In 2013 I was seeking to run a business that could have an impact in healthcare. John Rossi, Pål Sætrom and Nagy Habib had put together the initial features of MiNA Therapeutics, a business to bring to patients the emerging technology of small activating RNA. It was hard to think of a bigger opportunity to impact healthcare than joining MiNA Therapeutics and developing an entirely new therapeutic modality.
Who were your early mentors?
Most of what I have learned about both RNA therapeutics and indeed drug discovery was patiently imparted on me by our founders as well as adviser Hans Huber. As we built and continue to expand our internal research team that heavy burden has become broadly shared. Of course, Nagy Habib, my father, who has a habit of building companies to bring new modalities to patients. The Board of Directors of MiNA Therapeutics have been my formal and informal mentors in harnessing innovation to build a business and vice versa.
How did you become involved in OTS?
Small activating RNAs are a new class of therapeutics that share many features of other oligonucleotide types and as such we have always sought to “stand on the shoulders of giants” in the oligo world. Attendance at OTS annual meetings is fundamental to that effort.
Why do you continue to support the OTS?
The oligo field is just getting started in delivering benefits to patients. Openness and collaboration are a necessity to unlock the full potential for patients.
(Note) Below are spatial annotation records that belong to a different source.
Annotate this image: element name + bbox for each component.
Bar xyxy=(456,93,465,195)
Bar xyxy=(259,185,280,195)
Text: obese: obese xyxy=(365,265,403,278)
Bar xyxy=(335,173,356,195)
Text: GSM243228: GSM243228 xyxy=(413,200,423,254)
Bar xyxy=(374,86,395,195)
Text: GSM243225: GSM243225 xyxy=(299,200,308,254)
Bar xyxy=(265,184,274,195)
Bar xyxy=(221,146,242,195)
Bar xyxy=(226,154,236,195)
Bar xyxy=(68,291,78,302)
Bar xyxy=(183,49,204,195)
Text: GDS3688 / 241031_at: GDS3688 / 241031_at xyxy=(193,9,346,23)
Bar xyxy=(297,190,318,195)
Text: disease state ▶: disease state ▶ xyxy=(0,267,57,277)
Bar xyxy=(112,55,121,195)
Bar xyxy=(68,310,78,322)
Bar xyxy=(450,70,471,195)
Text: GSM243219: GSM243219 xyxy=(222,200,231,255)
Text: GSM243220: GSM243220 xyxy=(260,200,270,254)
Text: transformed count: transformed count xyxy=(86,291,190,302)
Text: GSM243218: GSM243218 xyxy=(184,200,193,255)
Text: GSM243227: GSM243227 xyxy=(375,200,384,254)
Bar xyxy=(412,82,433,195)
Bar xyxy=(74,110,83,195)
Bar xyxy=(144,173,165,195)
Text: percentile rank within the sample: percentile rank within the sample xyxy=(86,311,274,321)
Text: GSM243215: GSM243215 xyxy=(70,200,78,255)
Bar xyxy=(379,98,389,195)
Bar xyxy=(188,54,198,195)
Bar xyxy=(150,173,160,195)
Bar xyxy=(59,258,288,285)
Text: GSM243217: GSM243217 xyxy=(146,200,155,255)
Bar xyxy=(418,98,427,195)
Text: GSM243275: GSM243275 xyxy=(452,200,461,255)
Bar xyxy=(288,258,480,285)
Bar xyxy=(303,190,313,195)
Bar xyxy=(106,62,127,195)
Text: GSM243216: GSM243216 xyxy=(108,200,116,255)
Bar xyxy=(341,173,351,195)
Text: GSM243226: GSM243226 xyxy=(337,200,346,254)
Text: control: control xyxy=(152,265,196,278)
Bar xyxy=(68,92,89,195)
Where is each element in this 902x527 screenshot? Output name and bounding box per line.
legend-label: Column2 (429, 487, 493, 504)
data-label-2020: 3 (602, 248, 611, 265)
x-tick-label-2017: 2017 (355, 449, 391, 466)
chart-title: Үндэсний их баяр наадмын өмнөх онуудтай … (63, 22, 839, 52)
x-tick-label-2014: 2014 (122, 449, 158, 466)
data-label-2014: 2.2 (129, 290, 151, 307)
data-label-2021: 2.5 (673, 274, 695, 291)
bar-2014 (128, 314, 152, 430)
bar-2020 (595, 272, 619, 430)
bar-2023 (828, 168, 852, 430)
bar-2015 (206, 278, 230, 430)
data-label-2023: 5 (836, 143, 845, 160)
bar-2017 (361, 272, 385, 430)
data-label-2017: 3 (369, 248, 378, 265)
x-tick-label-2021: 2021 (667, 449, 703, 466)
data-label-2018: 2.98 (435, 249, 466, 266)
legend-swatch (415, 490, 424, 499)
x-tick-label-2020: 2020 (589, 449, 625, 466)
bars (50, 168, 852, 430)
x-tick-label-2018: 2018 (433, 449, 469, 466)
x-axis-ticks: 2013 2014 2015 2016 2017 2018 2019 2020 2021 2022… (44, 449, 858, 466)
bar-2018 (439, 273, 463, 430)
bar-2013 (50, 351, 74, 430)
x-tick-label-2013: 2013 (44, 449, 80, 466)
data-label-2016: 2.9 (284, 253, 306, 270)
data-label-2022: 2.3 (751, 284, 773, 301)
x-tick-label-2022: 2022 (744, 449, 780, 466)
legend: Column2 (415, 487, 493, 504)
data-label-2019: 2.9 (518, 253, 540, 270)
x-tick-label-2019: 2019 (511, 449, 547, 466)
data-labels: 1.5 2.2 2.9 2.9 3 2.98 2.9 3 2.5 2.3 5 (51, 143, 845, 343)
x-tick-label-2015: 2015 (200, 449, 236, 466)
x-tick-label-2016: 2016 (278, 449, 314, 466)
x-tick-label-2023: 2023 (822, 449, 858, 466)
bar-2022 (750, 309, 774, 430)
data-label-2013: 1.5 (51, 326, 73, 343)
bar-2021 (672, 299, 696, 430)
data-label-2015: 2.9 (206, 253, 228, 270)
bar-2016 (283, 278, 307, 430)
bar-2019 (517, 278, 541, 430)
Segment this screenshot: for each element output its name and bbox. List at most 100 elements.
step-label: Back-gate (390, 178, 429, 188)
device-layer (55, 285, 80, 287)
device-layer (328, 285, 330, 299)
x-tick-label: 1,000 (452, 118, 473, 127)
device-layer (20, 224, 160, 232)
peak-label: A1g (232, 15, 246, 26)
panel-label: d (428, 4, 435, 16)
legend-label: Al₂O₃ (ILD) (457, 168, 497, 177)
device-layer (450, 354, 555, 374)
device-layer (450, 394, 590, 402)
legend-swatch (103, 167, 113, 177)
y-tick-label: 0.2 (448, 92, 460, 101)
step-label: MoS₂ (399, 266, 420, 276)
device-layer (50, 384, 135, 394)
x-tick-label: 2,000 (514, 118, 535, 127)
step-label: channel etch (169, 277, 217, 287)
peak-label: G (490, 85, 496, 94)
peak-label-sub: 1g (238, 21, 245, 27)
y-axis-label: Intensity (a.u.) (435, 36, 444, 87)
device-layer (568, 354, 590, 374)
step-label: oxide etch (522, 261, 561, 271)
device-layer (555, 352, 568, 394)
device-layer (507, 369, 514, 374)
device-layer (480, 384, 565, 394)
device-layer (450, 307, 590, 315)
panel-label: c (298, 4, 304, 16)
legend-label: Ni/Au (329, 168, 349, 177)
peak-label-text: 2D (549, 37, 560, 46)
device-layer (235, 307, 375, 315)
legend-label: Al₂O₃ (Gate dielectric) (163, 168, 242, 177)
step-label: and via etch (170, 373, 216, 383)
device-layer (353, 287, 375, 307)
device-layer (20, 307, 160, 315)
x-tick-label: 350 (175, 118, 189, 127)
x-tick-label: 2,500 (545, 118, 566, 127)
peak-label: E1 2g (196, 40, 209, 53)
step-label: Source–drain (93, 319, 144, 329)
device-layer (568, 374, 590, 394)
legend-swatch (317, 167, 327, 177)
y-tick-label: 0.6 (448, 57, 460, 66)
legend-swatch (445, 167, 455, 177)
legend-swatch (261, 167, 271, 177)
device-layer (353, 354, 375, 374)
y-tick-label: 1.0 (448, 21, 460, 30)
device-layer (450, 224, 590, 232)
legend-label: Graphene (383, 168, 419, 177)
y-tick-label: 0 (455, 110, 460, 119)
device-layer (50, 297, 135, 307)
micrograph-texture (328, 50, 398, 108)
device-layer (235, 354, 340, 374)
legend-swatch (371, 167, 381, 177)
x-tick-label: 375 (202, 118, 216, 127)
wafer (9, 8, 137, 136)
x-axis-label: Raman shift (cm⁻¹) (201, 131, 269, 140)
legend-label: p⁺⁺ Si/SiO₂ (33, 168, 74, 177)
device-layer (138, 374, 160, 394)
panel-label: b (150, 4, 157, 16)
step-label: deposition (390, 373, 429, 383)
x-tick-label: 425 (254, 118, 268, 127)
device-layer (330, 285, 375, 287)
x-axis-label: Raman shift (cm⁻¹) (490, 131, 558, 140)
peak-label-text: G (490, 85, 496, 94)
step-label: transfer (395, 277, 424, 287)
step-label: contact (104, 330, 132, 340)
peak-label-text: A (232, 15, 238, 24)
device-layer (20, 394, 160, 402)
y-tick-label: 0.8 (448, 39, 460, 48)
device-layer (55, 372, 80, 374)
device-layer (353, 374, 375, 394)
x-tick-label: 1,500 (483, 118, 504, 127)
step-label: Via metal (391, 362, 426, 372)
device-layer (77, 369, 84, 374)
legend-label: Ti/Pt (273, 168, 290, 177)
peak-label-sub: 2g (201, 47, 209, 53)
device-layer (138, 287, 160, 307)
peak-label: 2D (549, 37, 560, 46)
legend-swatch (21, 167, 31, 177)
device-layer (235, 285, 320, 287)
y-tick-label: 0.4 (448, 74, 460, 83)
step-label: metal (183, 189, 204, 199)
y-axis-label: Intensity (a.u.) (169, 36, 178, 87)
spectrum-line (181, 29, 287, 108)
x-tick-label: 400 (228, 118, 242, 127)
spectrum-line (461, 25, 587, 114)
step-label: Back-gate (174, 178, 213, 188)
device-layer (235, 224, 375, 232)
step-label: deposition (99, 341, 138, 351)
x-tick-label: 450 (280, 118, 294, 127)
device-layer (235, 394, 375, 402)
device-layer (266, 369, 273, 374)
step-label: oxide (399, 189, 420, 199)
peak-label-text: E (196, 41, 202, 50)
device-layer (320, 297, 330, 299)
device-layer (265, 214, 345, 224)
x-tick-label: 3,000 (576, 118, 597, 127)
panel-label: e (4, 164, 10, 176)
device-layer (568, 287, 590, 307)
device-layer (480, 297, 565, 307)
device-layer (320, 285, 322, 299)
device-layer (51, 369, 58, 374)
OTS is an important platform to share knowledge and develop meaningful collaborations in the field.
What is special about the type of research/work you’ve done?
At MiNA Therapeutics we believe small activating RNA medicines could bring benefits to patients well beyond what conventional medicines can offer, by unleashing the biology of ‘undruggable’ proteins through a transcriptional activation mechanism. That has allowed us to bring to liver cancer patients in a clinical trial the world’s first therapy to ‘drug’ the transcription factor C/EBPa. Ultimately, we believe small activating RNAs could make a difference for enormous numbers of patients. My job at MiNA Therapeutics is to give our heroes in R&D team every opportunity to make that happen.
What do you like to do in your free time?
Because my primary role is that of a general manager, reading RNA literature often ends up being my free time activity. In a more conventional sense I enjoy food, skiing and exploring big cities (primarily our home London which never seems to stand still).
Any other fun facts/tidbits you’d like us to know?
I am a keen student of political and business history. Right now, I’m reading “Titan” a biography of John D Rockefeller, who was the founder of Standard Oil, one of the most successful businesses of all time. Drug development is unique in so many ways but at their core great biotech companies have a lot in common with great companies across industries.